– Мессала! – произнесла она. – И что же он мог сказать такого, что так расстроило тебя?
– Он очень изменился.
– Ты хочешь сказать, что назад он вернулся совершенным римлянином.
– Да.
– Римлянин! – снова повторила она как бы про себя. – Во всем мире под этим понимается владыка. И как долго он был в отъезде?
– Пять лет.
Она приподняла голову и всмотрелась в ночную тьму.
– Воздух на Виа Сакра ничуть не отличается от воздуха египетских или вавилонских улиц; но в Иерусалиме – нашем Иерусалиме – пребывает Завет.

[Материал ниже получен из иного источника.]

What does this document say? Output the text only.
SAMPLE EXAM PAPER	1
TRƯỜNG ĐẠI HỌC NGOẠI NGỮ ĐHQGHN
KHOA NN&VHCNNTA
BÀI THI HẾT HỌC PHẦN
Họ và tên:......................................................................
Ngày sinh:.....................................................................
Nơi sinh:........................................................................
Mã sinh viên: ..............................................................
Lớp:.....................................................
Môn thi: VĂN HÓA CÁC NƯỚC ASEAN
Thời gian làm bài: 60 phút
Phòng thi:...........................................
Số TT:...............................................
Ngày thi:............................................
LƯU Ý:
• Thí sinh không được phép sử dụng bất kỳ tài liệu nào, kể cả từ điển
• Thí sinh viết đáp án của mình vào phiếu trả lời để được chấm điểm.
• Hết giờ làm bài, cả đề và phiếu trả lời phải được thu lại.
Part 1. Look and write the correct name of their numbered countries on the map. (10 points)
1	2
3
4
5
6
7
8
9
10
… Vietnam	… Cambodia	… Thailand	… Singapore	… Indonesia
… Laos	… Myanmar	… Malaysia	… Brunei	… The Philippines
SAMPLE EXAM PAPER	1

И, уйдя в свои думы, она снова откинулась на подушки ложа. Сын первым нарушил наступившее молчание:
– То, что говорил Мессала, о мама, само по себе было достаточно резко; а если вспомнить еще и то, как он говорил, – то и вообще невыносимо.
– Думаю, я понимаю тебя. Рим, его поэты, ораторы, сенаторы, придворные буквально помешаны на том, что они называют сатирой.
– Я полагал, что все великие люди горделивы, – продолжал он, едва обратив внимание на ее замечание, – но гордыня этих людей затмевает все; в последнее же время она так раздулась, что посягает даже на самих богов.
– Даже на богов! – воскликнула мать. – Многие римляне относятся к богослужению как к своему божественному праву.
– Что ж, в Мессале всегда был силен дух противоречия. Еще когда он был ребенком, я видел, как он дразнит чужестранцев, которых с почетом принимал и сам Ирод; но все же он никогда не касался Иудеи. Сегодня в первый раз в разговоре со мной он позволил себе смеяться над нашими обычаями и Богом. А теперь, дорогая мама, я хочу понять, есть ли у римлян какое-нибудь основание для такого презрения. В чем я ниже его? В чем наш порядок жизни хуже? Почему я должен чувствовать на себе рабские путы? И особенно объясни мне, почему, если у меня есть душа и свобода выбора, почему я не могу искать себе славу и почет на всех поприщах? Почему я не могу взять в руку меч и отдаться страсти войны? Почему я не могу, став поэтом, слагать песни обо всех вещах на свете? Мне можно стать кузнецом, погонщиком стад, купцом, но почему не художником, как любому из греков? Скажи же мне, о мама, – и в этом весь мой основной вопрос, – почему сын Израиля не может делать то, что может римлянин?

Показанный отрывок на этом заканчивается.